The trade and economic prospects of countries in the
region can be strengthened only by the priority now being
accorded to regional and hemispheric relations and by the
growing role, actual wand envisioned, for regional and
subregional organizations, such as CARICOM and the
newly established ACS, as well as by arrangements such as
the North American Free Trade Agreement (NAFTA). In
the case of NAFTA, which we support strongly, Jamaica
and other participants in the Caribbean Basin Initiative
(CBI) programme continue to press for the adoption, by the
United States Congress of the Interim Trade programme,
which would significantly offset adverse consequences on
existing conditions of access under the CBI.
I feel compelled to return in these final comments to
the mission of this Organization — peace and development.
There can be little cause for comfort when, since 1945, 20
million people have died in wars and other conflicts. It is
disturbing and instructive to learn that some 80 million
persons now live in foreign lands, and that a million
persons immigrate permanently each year, while another
million seek political asylum as they flee both poverty and
internal strife. The increasing flows of refugees and
displaced persons worldwide threaten peace and stability
and exacerbate tensions and conflicts between countries and
in entire regions. We must strengthen international
cooperation in this area and streamline national and
international procedures for dealing with this grave
problem.
To be true to its mission, the United Nations must be
an Organization that reduces both want and war. This is
why I underscored earlier my delegation’s strong belief that
this Organization must become increasingly active in the
promotion of long-term development, which is the
necessary underpinning of a genuine and lasting peace.
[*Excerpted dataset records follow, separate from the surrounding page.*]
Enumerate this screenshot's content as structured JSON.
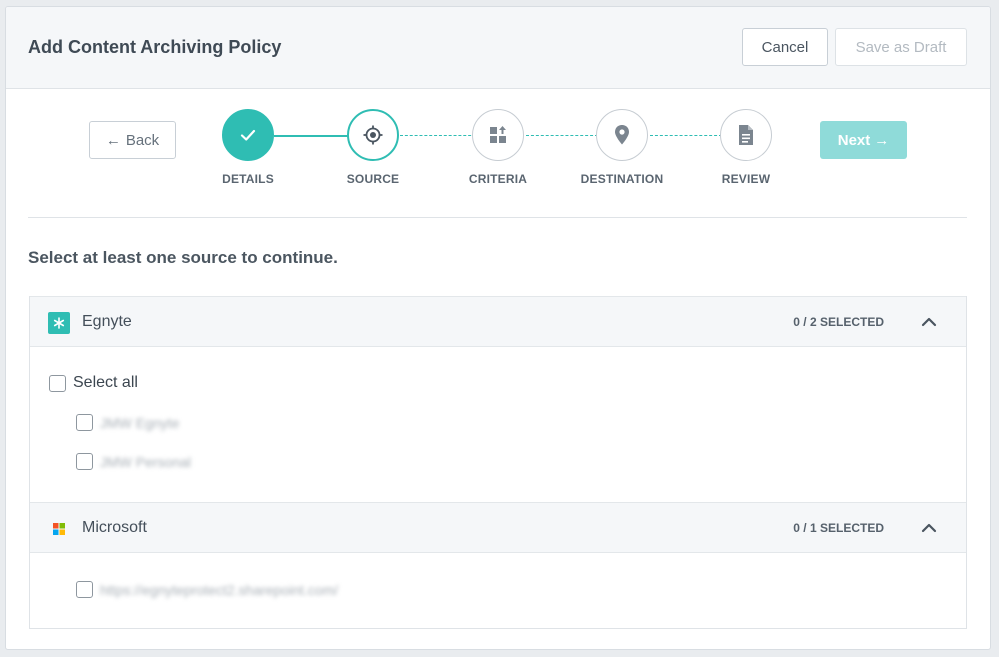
{
  "header": {
    "title": "Add Content Archiving Policy",
    "cancel_label": "Cancel",
    "draft_label": "Save as Draft"
  },
  "nav": {
    "back_label": "Back",
    "next_label": "Next"
  },
  "steps": [
    {
      "label": "DETAILS",
      "state": "done",
      "icon": "check-icon"
    },
    {
      "label": "SOURCE",
      "state": "active",
      "icon": "target-icon"
    },
    {
      "label": "CRITERIA",
      "state": "pending",
      "icon": "criteria-icon"
    },
    {
      "label": "DESTINATION",
      "state": "pending",
      "icon": "map-pin-icon"
    },
    {
      "label": "REVIEW",
      "state": "pending",
      "icon": "document-icon"
    }
  ],
  "instructions": "Select at least one source to continue.",
  "sources": [
    {
      "name": "Egnyte",
      "count": "0 / 2 SELECTED",
      "select_all_label": "Select all",
      "items": [
        "JMW Egnyte",
        "JMW Personal"
      ]
    },
    {
      "name": "Microsoft",
      "count": "0 / 1 SELECTED",
      "items": [
        "https://egnyteprotect2.sharepoint.com/"
      ]
    }
  ],
  "colors": {
    "accent": "#2fbdb3",
    "next_disabled": "#8fdbd9",
    "ms_red": "#f35325",
    "ms_green": "#81bc06",
    "ms_blue": "#05a6f0",
    "ms_yellow": "#ffba08"
  }
}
The United Nations must not shrink from this aspect of its
mission.
The military and ideological realignment of recent
years has created new opportunities for peace. But these
unprecedented developments must be supported by
institutional reforms and by new approaches on our part.
These institutional reforms must inevitably include the
reform of the Security Council, the principal organ charged
with the maintenance of international peace and security.
In this regard, Jamaica fully supports the call for its
enlargement. We believe that the Security Council must be
truly representative in order to be fully effective.
Expenditure on armaments continues to consume
resources and to divert spending away from human
development needs in both developed and developing
countries. Military downsizing, particularly by
developing countries, has yet to gather the momentum
that was expected at the end of the cold war. The United
Nations has a legitimate role to play in providing
technical and other assistance to help developing and
other countries shift human and material resources from
military to civilian use. We note that the permanent
members of the Security Council are also the world’s
leading exporters of conventional weapons. This is an
issue that should be addressed both in terms of reducing
arms exports, as well as in terms of converting the
resources to the requirements of peace and development.
It would be remiss of me if I concluded my
contribution to this debate without referring to the fiftieth
anniversary of the United Nations, to be celebrated next
year. As we all prepare for this historic occasion, we
must reflect on the fact that this achievement is in itself
a vindication of the principles on which the Organization
was founded. If we are to survive beyond that milestone
we must remain steadfast to these principles.